List of domain controllers with accounts in the domain:

DC1
DC2
DC3
The command completed successfully.

You can compare this output with your previous records or expectations to see if there is any new or unexpected domain controller in your domain. If you find one, you should investigate further to determine its origin and purpose.

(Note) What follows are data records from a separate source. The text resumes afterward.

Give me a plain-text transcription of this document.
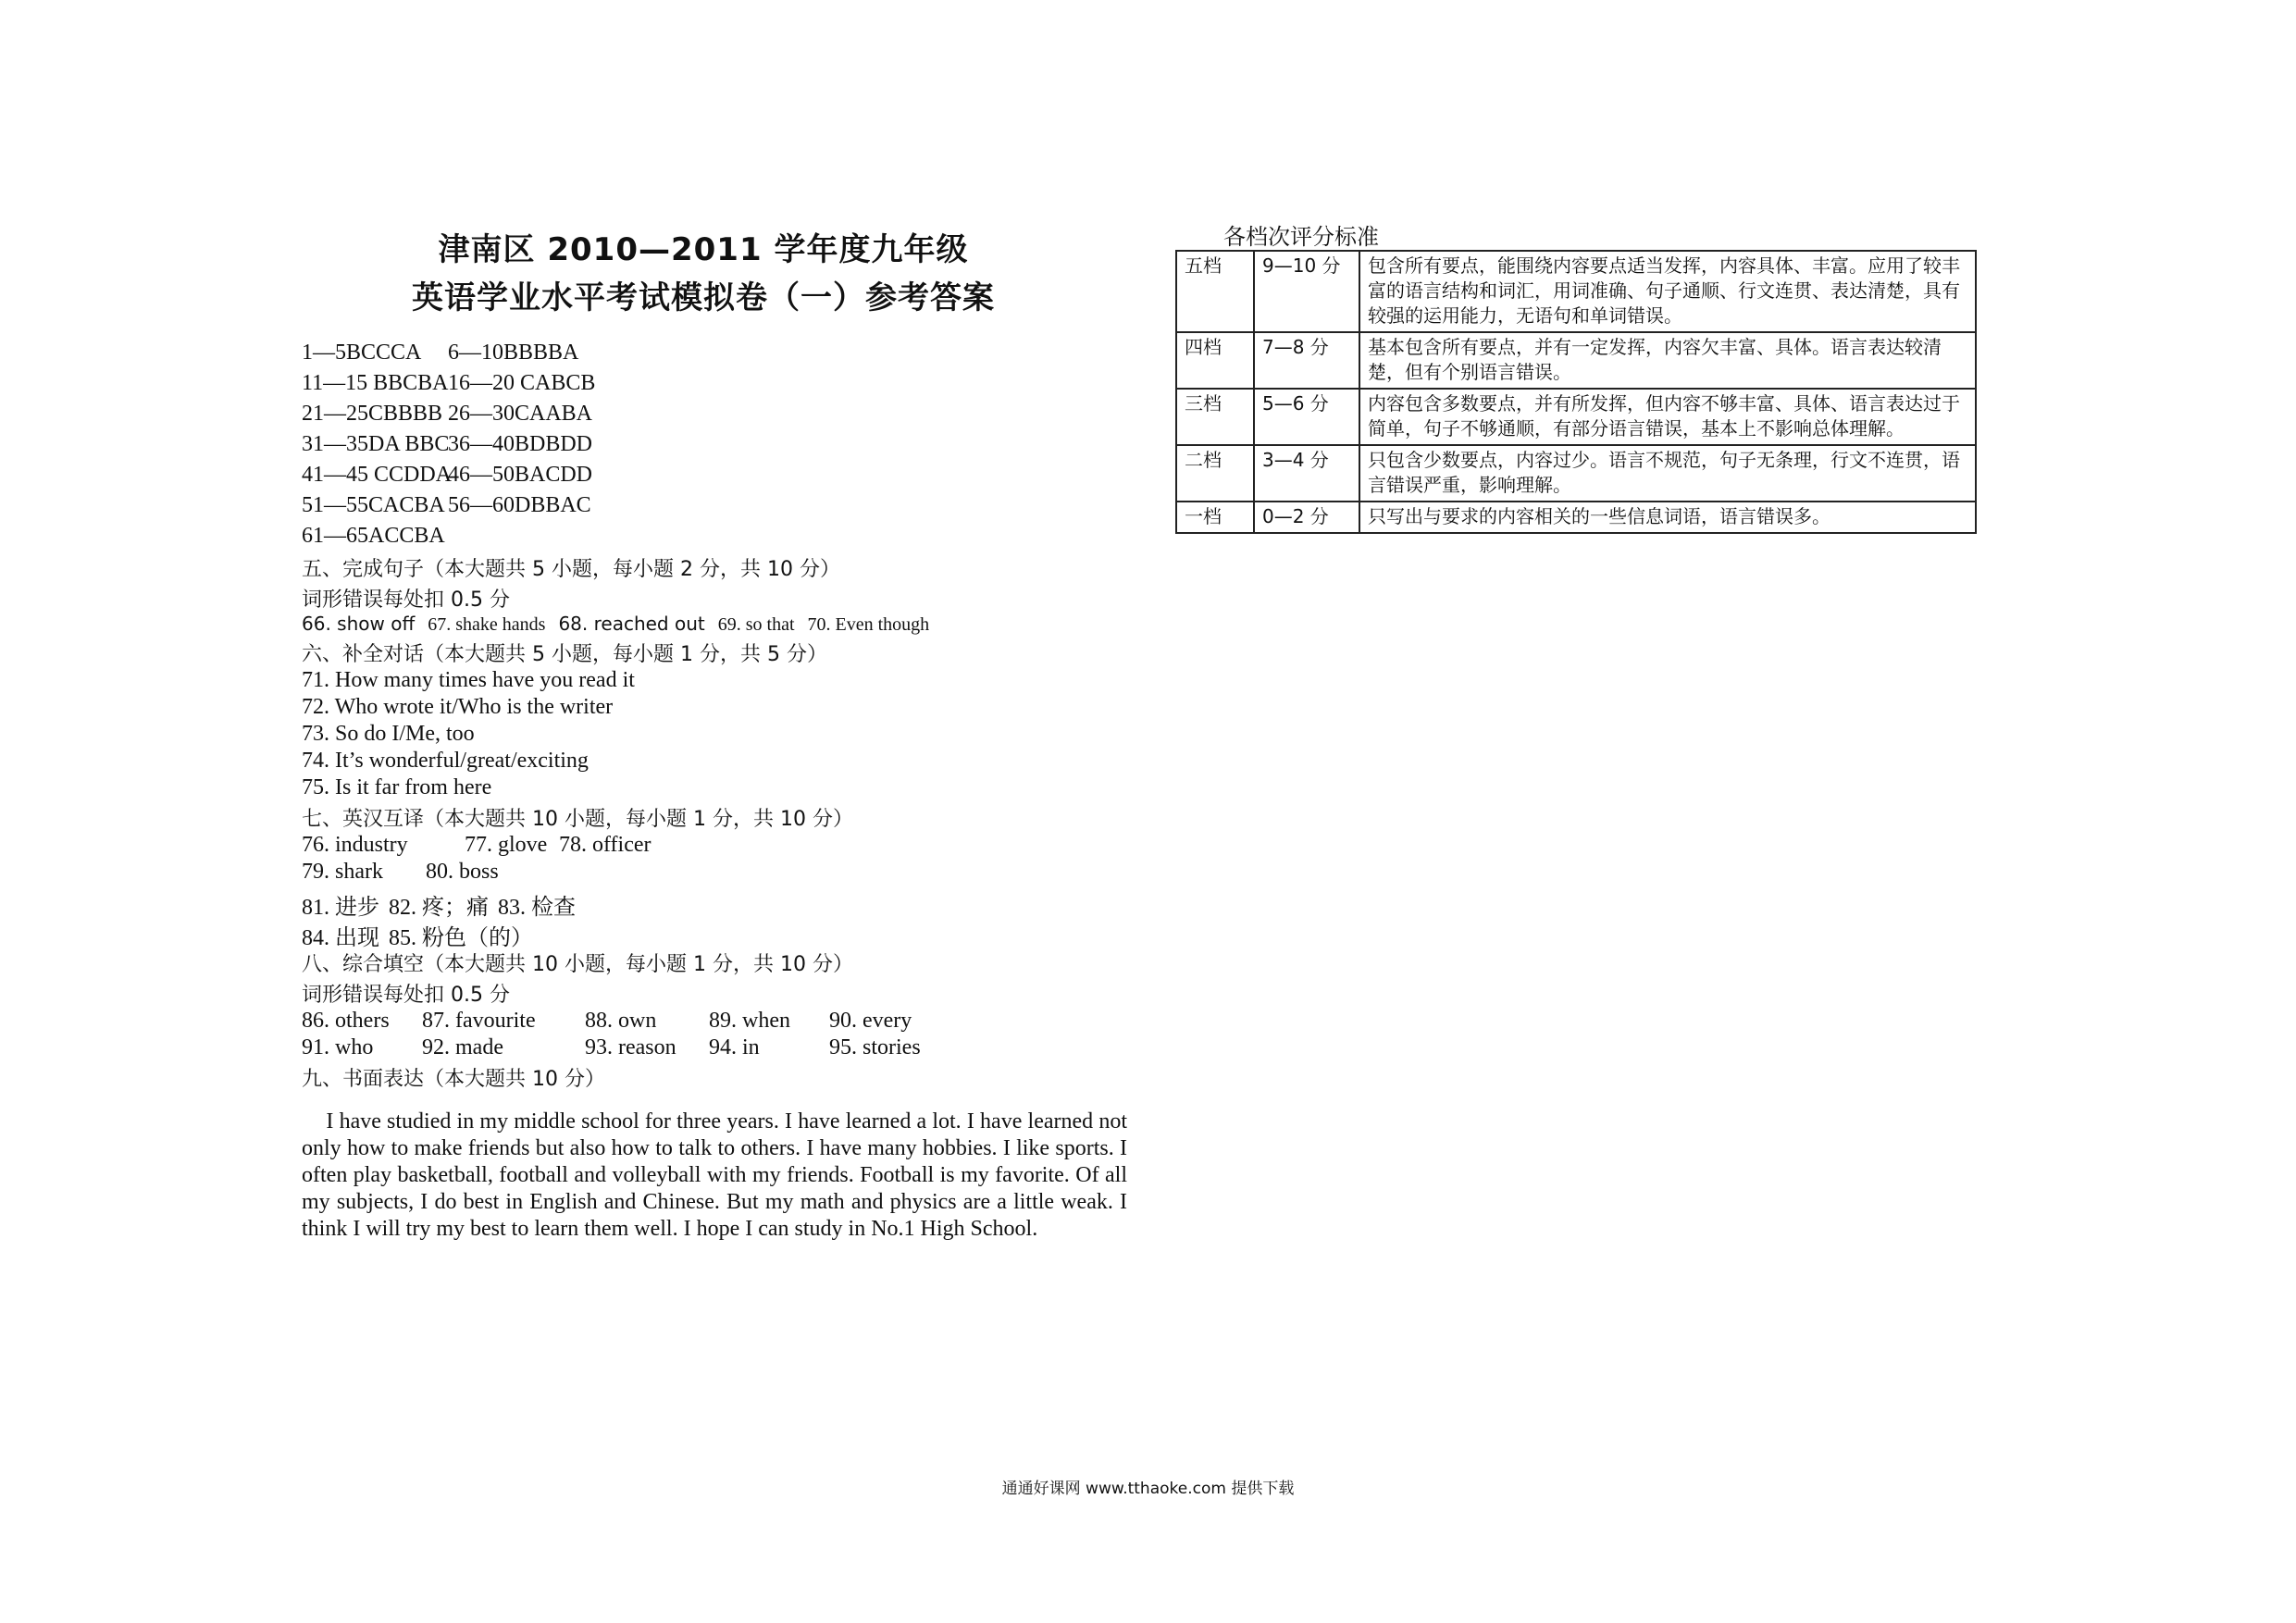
津南区 2010—2011 学年度九年级
英语学业水平考试模拟卷（一）参考答案
1—5BCCCA 6—10BBBBA
11—15 BBCBA16—20 CABCB
21—25CBBBB 26—30CAABA
31—35DA BBC36—40BDBDD
41—45 CCDDA46—50BACDD
51—55CACBA 56—60DBBAC
61—65ACCBA
五、完成句子（本大题共 5 小题，每小题 2 分，共 10 分）
词形错误每处扣 0.5 分
66. show off 67. shake hands 68. reached out 69. so that 70. Even though
六、补全对话（本大题共 5 小题，每小题 1 分，共 5 分）
71. How many times have you read it
72. Who wrote it/Who is the writer
73. So do I/Me, too
74. It’s wonderful/great/exciting
75. Is it far from here
七、英汉互译（本大题共 10 小题，每小题 1 分，共 10 分）
76. industry	77. glove 78. officer
79. shark 80. boss
81. 进步 82. 疼；痛 83. 检查
84. 出现 85. 粉色（的）
八、综合填空（本大题共 10 小题，每小题 1 分，共 10 分）
词形错误每处扣 0.5 分
86. others 87. favourite 88. own 89. when 90. every
91. who 92. made	93. reason 94. in	95. stories
九、书面表达（本大题共 10 分）
I have studied in my middle school for three years. I have learned a lot. I have learned not only how to make friends but also how to talk to others. I have many hobbies. I like sports. I often play basketball, football and volleyball with my friends. Football is my favorite. Of all my subjects, I do best in English and Chinese. But my math and physics are a little weak. I think I will try my best to learn them well. I hope I can study in No.1 High School.
各档次评分标准
五档	9—10 分	包含所有要点，能围绕内容要点适当发挥，内容具体、丰富。应用了较丰富的语言结构和词汇，用词准确、句子通顺、行文连贯、表达清楚，具有较强的运用能力，无语句和单词错误。
四档	7—8 分	基本包含所有要点，并有一定发挥，内容欠丰富、具体。语言表达较清楚，但有个别语言错误。
三档	5—6 分	内容包含多数要点，并有所发挥，但内容不够丰富、具体、语言表达过于简单，句子不够通顺，有部分语言错误，基本上不影响总体理解。
二档	3—4 分	只包含少数要点，内容过少。语言不规范，句子无条理，行文不连贯，语言错误严重，影响理解。
一档	0—2 分	只写出与要求的内容相关的一些信息词语，语言错误多。
通通好课网 www.tthaoke.com 提供下载
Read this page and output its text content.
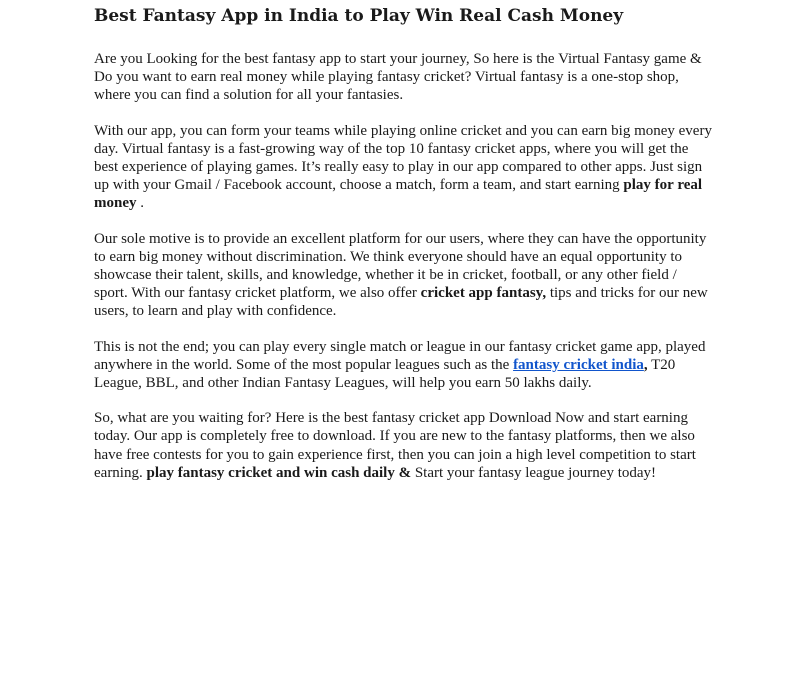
Best Fantasy App in India to Play Win Real Cash Money

Are you Looking for the best fantasy app to start your journey, So here is the Virtual Fantasy game & Do you want to earn real money while playing fantasy cricket? Virtual fantasy is a one-stop shop, where you can find a solution for all your fantasies.

With our app, you can form your teams while playing online cricket and you can earn big money every day. Virtual fantasy is a fast-growing way of the top 10 fantasy cricket apps, where you will get the best experience of playing games. It’s really easy to play in our app compared to other apps. Just sign up with your Gmail / Facebook account, choose a match, form a team, and start earning play for real money .

Our sole motive is to provide an excellent platform for our users, where they can have the opportunity to earn big money without discrimination. We think everyone should have an equal opportunity to showcase their talent, skills, and knowledge, whether it be in cricket, football, or any other field / sport. With our fantasy cricket platform, we also offer cricket app fantasy, tips and tricks for our new users, to learn and play with confidence.

This is not the end; you can play every single match or league in our fantasy cricket game app, played anywhere in the world. Some of the most popular leagues such as the fantasy cricket india, T20 League, BBL, and other Indian Fantasy Leagues, will help you earn 50 lakhs daily.

So, what are you waiting for? Here is the best fantasy cricket app Download Now and start earning today. Our app is completely free to download. If you are new to the fantasy platforms, then we also have free contests for you to gain experience first, then you can join a high level competition to start earning. play fantasy cricket and win cash daily & Start your fantasy league journey today!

Use the Get-ADDomainController PowerShell Cmdlet

The Get-ADDomainController PowerShell cmdlet is another tool that can be used to retrieve information about domain controllers in a domain. To use this cmdlet, you need to open a PowerShell window as an administrator and type the following command:

Get-ADDomainController -Filter *

This command will display all the domain controllers in your current domain along with some additional information, such as their name, site, operating system, IP address, and roles. You can also specify a different domain name after the -Server parameter if you want to query another domain. For example:

Get-ADDomainController -Filter * -Server example.com

The output of this command will look something like this:

DistinguishedName : CN=DC1,OU=Domain Controllers,DC=eexample, DC com
DNSHostName : DC1.example.com
Enabled : True
Name : DC1
ObjectClass : computer
ObjectGUID : 12345678-1234-1234-1234-123456789012
SamAccountName : DC1$
SID : S-1-5-21-1234567890-1234567890-1234567890-1000
Site : Default-First-Site-Name
OperatingSystem : Windows Server 2019
OperatingSystemVersion : 10.0 (17763)
Forest : example.com
Domain : example.com
IPv4Address : 192.168.1.1
IPv6Address : fe80::1234:5678:90ab:cdef%12
IsGlobalCatalog : True
IsReadOnly : False
IsSeized : False
Roles : {PDCEmulator, RIDMaster, InfrastructureMaster, SchemaMaster...}

DistinguishedName : CN=DC2,OU=Domain Controllers,DC=example, DC Com
DNSHostName : DC2.example.com
Enabled : True
Name : DC2
ObjectClass : computer
ObjectGUID : 23456789-2345-2345-2345-234567890123
SamAccountName : DC2$
SID : S-1-5-21-2345678901-2345678901-2345678901-1000
Site : Default-First-Site-Name
OperatingSystem : Windows Server 2019
OperatingSystemVersion : 10.0 (17763)
Forest : example.com
Domain : example.com
IPv4Address : 192.168.1.2
IPv6Address : fe80::1235:5678:90ac:cdef%12
IsGlobalCatalog : True
IsReadOnly : False
IsSeized : False
Roles : {PDCEmulator, RIDMaster, InfrastructureMaster, SchemaMaster...}

You can also use Event ID 4742 in your Security log to monitor the changes to your registered Domain Controllers. This event shows which user initiated the change, so you know which Domain Administrator account is being used to perform the attack.